Enterprise Spark at Scale: Driving More Business Value from Big Data

  • Recently, Apache Spark set the world of Big Data on fire. With a promise of amazing performance and comfortable APIs, some thought that Spark was bound to replace Hadoop MapReduce. Or is it? Looking closely into it, Spark rather appears to be a natural complement to Apache Hadoop YARN, the architectural center of Hadoop…

    Hadoop is already transforming many industries, accelerating Big Data projects to help businesses translate information into competitive advantage. Everywhere you look, you can find companies using Hadoop in large-scale projects to enable deep data discovery, to capture a single view of customers across multiple data sets, and to help data scientists perform predictive analytics. In these ways, companies meet current customer needs, anticipate shifting market dynamics and consumer behaviors, and test business hypotheses—all crucial capabilities to help them outmaneuver and outperform their competitors.

    The booming demand for Big Data has fueled a dizzying rise in spending on the technologies that make it possible. One of the most active and remarkable open source projects in the Apache Software Foundation is Apache SparkTM, which makes it possible to run programs up to 100X faster than MapReduce using an advanced DAG (directed acyclic graph) execution engine that supports cyclic data flows and in-memory computing. Spark is also developer-friendly and leverages Java, Scala, Python and R with 80 high-level operators that make it easy to build parallel apps. Since Spark combines SQL, streaming and complex analytics, it offers broad compatibilities within multiple tools—a key advantage for running analytics against diverse data sources.

    Apache Spark has generated a lot of excitement in the Big Data community, inspiring contributions by more than 400 developers since the project started in 2009. With the promise of such performance and comfortable APIs, some thought this could be the end of Hadoop MapReduce. If Spark performs better when all the data fits in the memory, especially on dedicated clusters; Hadoop MapReduce is designed for data that doesn’t fit in the memory and it can run well alongside other services. Both have benefits and most companies won’t use Spark it on its own; they still need HDFS to store the data and may want to use HBase, Hive, Pig, Impala or other Hadoop projects. This means they will still need to run Hadoop and MapReduce alongside Spark for a full Big Data package.

    The truth is that Spark is a natural complement to Apache Hadoop YARN, the architectural center of Hadoop, which allows multiple data processing engines to interact with data stored in a single platform. Yarn provides resource management and a central platform to deliver consistent operations, security, and data governance tools across Hadoop clusters. It unlocks an entirely new approach to Big Data analytics, and Spark is a key pillar in that approach. Combined together, Spark and YARN enable a modern data architecture that allows users to store data in a single location and interact with it in multiple ways, using whichever data processing engine best matches the analysis.

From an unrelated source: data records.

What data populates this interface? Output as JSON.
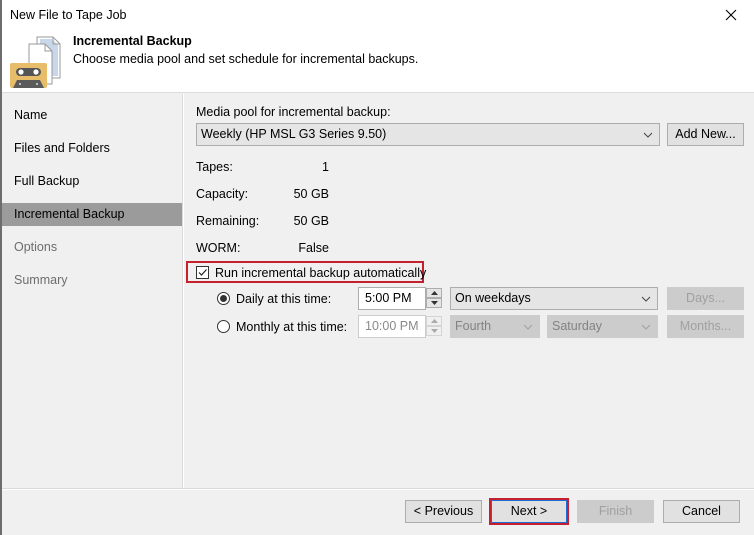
{
  "window": {
    "title": "New File to Tape Job"
  },
  "header": {
    "icon": "tape-files-icon",
    "title": "Incremental Backup",
    "subtitle": "Choose media pool and set schedule for incremental backups."
  },
  "sidebar": {
    "items": [
      {
        "label": "Name",
        "state": "done"
      },
      {
        "label": "Files and Folders",
        "state": "done"
      },
      {
        "label": "Full Backup",
        "state": "done"
      },
      {
        "label": "Incremental Backup",
        "state": "active"
      },
      {
        "label": "Options",
        "state": "pending"
      },
      {
        "label": "Summary",
        "state": "pending"
      }
    ]
  },
  "content": {
    "media_pool_label": "Media pool for incremental backup:",
    "media_pool_value": "Weekly (HP MSL G3 Series 9.50)",
    "add_new_label": "Add New...",
    "info": [
      {
        "label": "Tapes:",
        "value": "1"
      },
      {
        "label": "Capacity:",
        "value": "50 GB"
      },
      {
        "label": "Remaining:",
        "value": "50 GB"
      },
      {
        "label": "WORM:",
        "value": "False"
      }
    ],
    "run_auto_label": "Run incremental backup automatically",
    "run_auto_checked": true,
    "daily": {
      "label": "Daily at this time:",
      "selected": true,
      "time": "5:00 PM",
      "days_option": "On weekdays",
      "days_button": "Days..."
    },
    "monthly": {
      "label": "Monthly at this time:",
      "selected": false,
      "time": "10:00 PM",
      "week_option": "Fourth",
      "day_option": "Saturday",
      "months_button": "Months..."
    }
  },
  "footer": {
    "previous_label": "< Previous",
    "next_label": "Next >",
    "finish_label": "Finish",
    "cancel_label": "Cancel"
  },
  "colors": {
    "highlight_box": "#c4202e",
    "active_nav": "#9b9b9b",
    "window_bg": "#f0f0f0"
  }
}
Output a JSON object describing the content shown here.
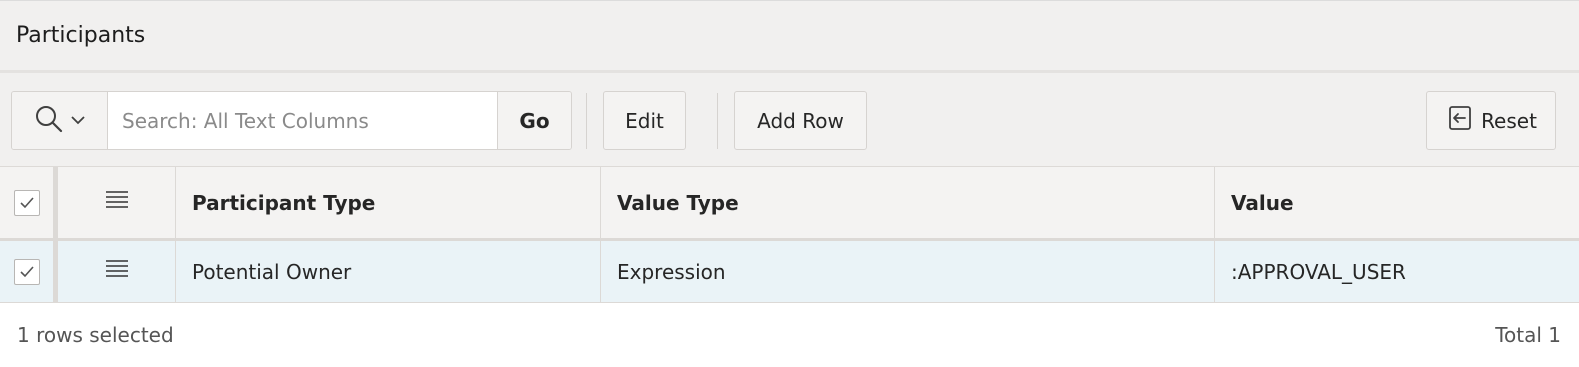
{
  "region": {
    "title": "Participants"
  },
  "toolbar": {
    "search_icon": "search-icon",
    "search_placeholder": "Search: All Text Columns",
    "search_value": "",
    "go_label": "Go",
    "edit_label": "Edit",
    "add_row_label": "Add Row",
    "reset_label": "Reset",
    "reset_icon": "reset-icon"
  },
  "grid": {
    "columns": [
      {
        "label": "Participant Type"
      },
      {
        "label": "Value Type"
      },
      {
        "label": "Value"
      }
    ],
    "rows": [
      {
        "selected": true,
        "cells": [
          "Potential Owner",
          "Expression",
          ":APPROVAL_USER"
        ]
      }
    ],
    "header_checked": true
  },
  "footer": {
    "selection_text": "1 rows selected",
    "total_text": "Total 1"
  },
  "colors": {
    "header_bg": "#f1f0ef",
    "selected_row_bg": "#eaf3f7"
  }
}
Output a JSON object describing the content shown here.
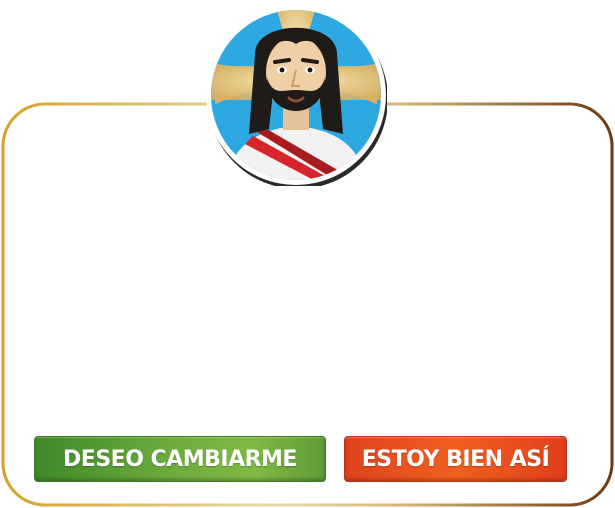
{
  "dialog": {
    "avatar_icon": "jesus-portrait-icon",
    "frame_colors": {
      "left": "#d4a12a",
      "center": "#e8d7a8",
      "right": "#6e3a12"
    }
  },
  "buttons": {
    "change_label": "DESEO CAMBIARME",
    "change_color": "#5c9c36",
    "fine_label": "ESTOY BIEN ASÍ",
    "fine_color": "#e8491d"
  }
}
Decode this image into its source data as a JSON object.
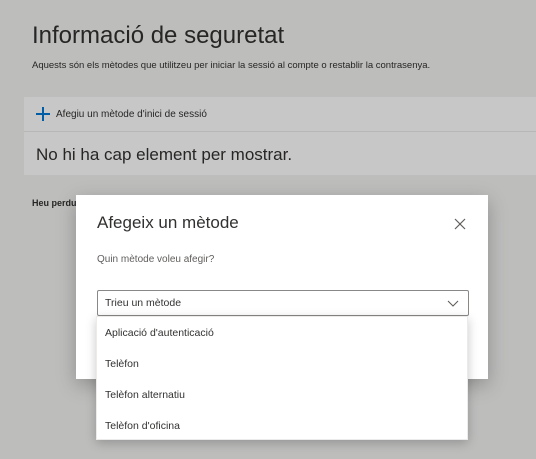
{
  "page": {
    "title": "Informació de seguretat",
    "subtitle": "Aquests són els mètodes que utilitzeu per iniciar la sessió al compte o restablir la contrasenya.",
    "add_method_label": "Afegiu un mètode d'inici de sessió",
    "empty_message": "No hi ha cap element per mostrar.",
    "lost_device_text": "Heu perdut el dispositiu? Tanqueu la sessió a tot arreu"
  },
  "dialog": {
    "title": "Afegeix un mètode",
    "question": "Quin mètode voleu afegir?",
    "select_placeholder": "Trieu un mètode",
    "options": [
      "Aplicació d'autenticació",
      "Telèfon",
      "Telèfon alternatiu",
      "Telèfon d'oficina"
    ]
  },
  "colors": {
    "accent": "#0078d4",
    "text": "#323130",
    "overlay": "rgba(0,0,0,0.22)"
  },
  "icons": {
    "add": "plus-icon",
    "close": "close-icon",
    "dropdown": "chevron-down-icon"
  }
}
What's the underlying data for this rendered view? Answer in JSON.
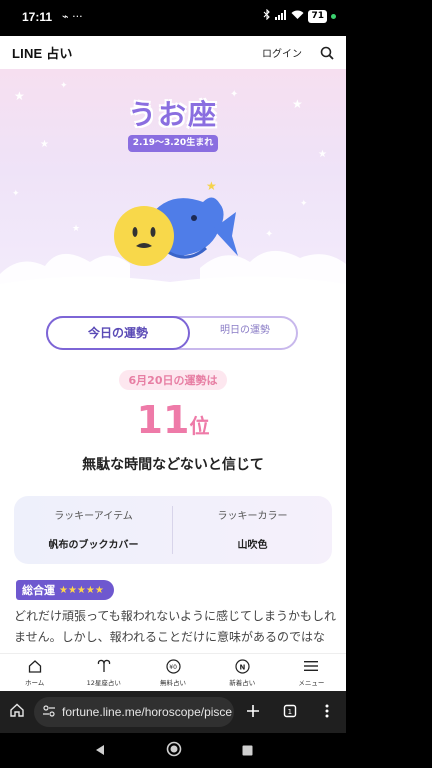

    This cross-stack integration makes Spark on YARN one of the best options for unlocking the value of large-scale Big Data repositories and extracting rich insights from a data lake, and enterprise customers want to take full advantage of YARN’s unique power for multi-tenant Big Data analysis. Now data scientists can substantiate machine-learning insights from Spark with interactive insights from Apache Hive or real-time insights from Apache Storm (to name just two of the multiple engines managed by YARN).

    However broad Hadoop adoption requires not just powerful analytics but also enterprise-grade services for operations, data security and governance.

    Some of the companies that begin their journey with Spark use cases on clusters that either don’t contain sensitive data, or are dedicated for a single application, meaning that they aren’t subject to broad security requirements. They’re relatively self-contained.

    Then, with early Spark successes under their belts, those companies want to capture YARN’s unique multi-tenant value. They seek to deploy Spark-based applications alongside other applications in a single cluster, but with this deeper integration they need to meet higher security standards.

    Spark and Hadoop’s combination is a key solution to address some of companies’ challenges like:

    Costs: improving storage and processing scalability can help to cut costs by 20-40% while simultaneously adding high volumes of data.
    Duplication: deploying a big data platform in the cloud can unify separate clusters into one that supports both Spark and Hadoop.
    Analytics: With only a retrospective view of data, companies have limited predictive capabilities, hampering Big Data’s strategic value to anticipate emerging market trends and customer needs. Spark helps to process billions of events per day at a blistering analytical pace of 40 milliseconds per event.

    That’s why we are convinced that a consistent work to integrate Spark with the security constructs of a broader Hadoop platform is crucial, ensuring that Spark can run on a secure Hadoop cluster. There is also a community effort to ensure that Spark runs on a Kerberos-enabled cluster, so that only authenticated users can submit Spark jobs. There is a huge potential of benefits for companies.